It is no secret that the future direction of the industry’s granddaddy event, Paperworld, is the subject of much debate. Following the absence of many big names in Frankfurt in January this year, Ruth Lorenz, divisional manager for Messe Frankfurt’s Paperworld, told OPI+ that she was "absolutely not happy about it. If the industry is not joined together through product ranges and brands, it’s a big pity."
So with Paperworld needing a bit of a boost, it came as no surprise last week when the Paperworld Strategy Commission agreed "new activities for 2007". Measures include: a completely new and innovative concept for the floors of Hall 3, the inclusion of new visitor target groups and a fresher and more modern advertising campaign.
Lorenz explained to OPI+: "The thinking behind the decision was to make Paperworld an all-encompassing experience. And the new hall structure was part of this. We were keen to show the power of innovation in the industry not just through the products on offer here, but also through the whole set-up and architecture of the event."

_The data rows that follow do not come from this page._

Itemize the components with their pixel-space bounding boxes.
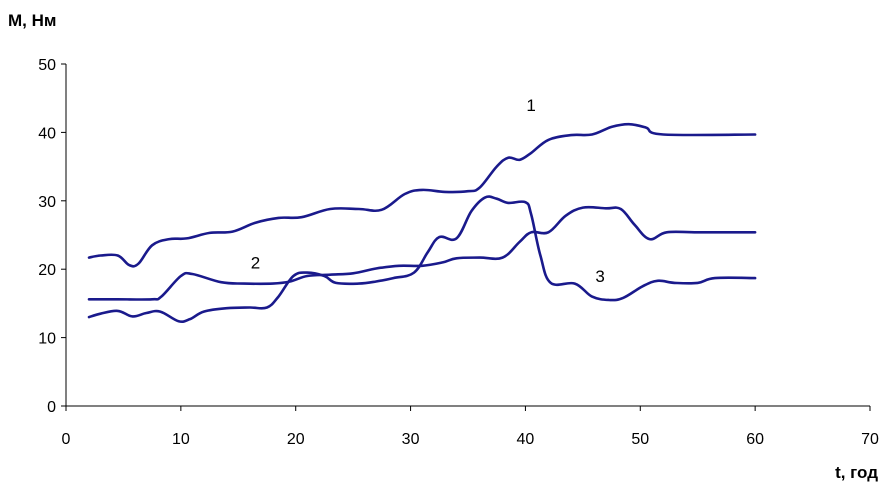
curve-label-2: 2 — [251, 253, 260, 272]
x-tick-label: 60 — [746, 431, 764, 448]
y-tick-label: 0 — [47, 399, 56, 416]
y-axis-title: M, Нм — [8, 11, 56, 30]
x-tick-label: 10 — [172, 431, 190, 448]
x-tick-label: 20 — [287, 431, 305, 448]
series-line-2 — [87, 205, 757, 301]
y-tick-label: 40 — [38, 125, 56, 142]
series-line-3 — [87, 195, 757, 323]
y-tick-label: 30 — [38, 194, 56, 211]
x-tick-label: 50 — [631, 431, 649, 448]
plot-area — [87, 122, 757, 323]
x-tick-label: 70 — [861, 431, 879, 448]
curve-label-3: 3 — [595, 267, 604, 286]
y-tick-label: 10 — [38, 331, 56, 348]
axes: 0 10 20 30 40 50 0 10 20 30 40 50 60 70 — [38, 57, 879, 448]
curve-labels: 1 2 3 — [251, 96, 605, 286]
series-line-1 — [87, 122, 757, 268]
curve-label-1: 1 — [526, 96, 535, 115]
y-tick-label: 20 — [38, 262, 56, 279]
x-tick-label: 0 — [62, 431, 71, 448]
x-axis-title: t, год — [835, 463, 878, 482]
x-tick-label: 40 — [517, 431, 535, 448]
x-tick-label: 30 — [402, 431, 420, 448]
y-tick-label: 50 — [38, 57, 56, 74]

Messe Frankfurt collaborated with Clemens Weisshaar, an internationally renowned industry designer and architect, to create a completely new design and look for the floors of Hall 3. The space, which up until now has been laid out in a very uniform way, will be opened up and the aisles widened, which the designers hope will create a more "urban"feel where "wide avenues and plazas invite visitors to amble and look around". Special displays and communication forums will feature the latest trends in the industry and run like a red thread through the hall. In addition, food and drink outlets will now be incorporated into the hall. Until now, they’ve always been outside.
A fresh and modern slant on a traditional event is sure to get the thumbs up among both exhibitors and delegates. But Paperworld sceptics may see additional motives for the move as the floors of Hall 3 were those that this year were plagued by the absence of big names including Esselte, Smead Europe, Fellowes, Avery Dennison Europe and Acco. "Opening up" the hall to include spacious "wide avenues and plazas" could be the perfect way to hide space left if the big names fail to return to Frankfurt in 2007 – or if more manufacturers announce their non-appearance.
Another part of the Strategy Commission’s plan is to attract a completely new group of visitors, which Messe Frankfurt hope will inject the event with a new supply of lifeblood. This new group of visitors will include corporate buyers, the central buyers of large concerns and conglomerates. "Up until now, these people weren’t allowed to visit the fair during the trading days. But as the distribution and trading structures change in the office products industry, so are potential new sales channels," said Lorenz. "Paperworld’s Strategy Commission has identified new visitor groups from the semi professional field, which from now on will be incorporated in all national and international marketing activities. And at the very front of those new target groups are corporate buyers and sales directors from industry conglomerates, civil servants, as well as people like architects and graphic designers. With this move, we are hoping to create some new, high calibre visitor potential in the future, all with very large buying budgets."
Messe Frankfurt is determined that these changes will not go unnoticed and they will be illustrated in a new advertising campaign for Paperworld 2007. In addition, the organisation’s traditional trade media campaign will be complemented for the first time by ad campaigns in the daily and business press just before the fair.
It is undoubtedly positive for the industry that the organisers of Paperworld are rejuvenating the event and, by opening up to new visitor categories, increasing possible revenue streams for exhibitors and delegates alike. After all, the OP industry is ever-changing and its largest event should reflect the trends.
Lorenz was certainly correct when she said: "In the long term, I mostly hope that Paperworld and the whole industry will never stop to grasp new opportunities and realise new visions – that is essential for the life and versatility of this industry."
But how much new life these changes will infuse into the event remains to be seen. Next January will certainly be interesting.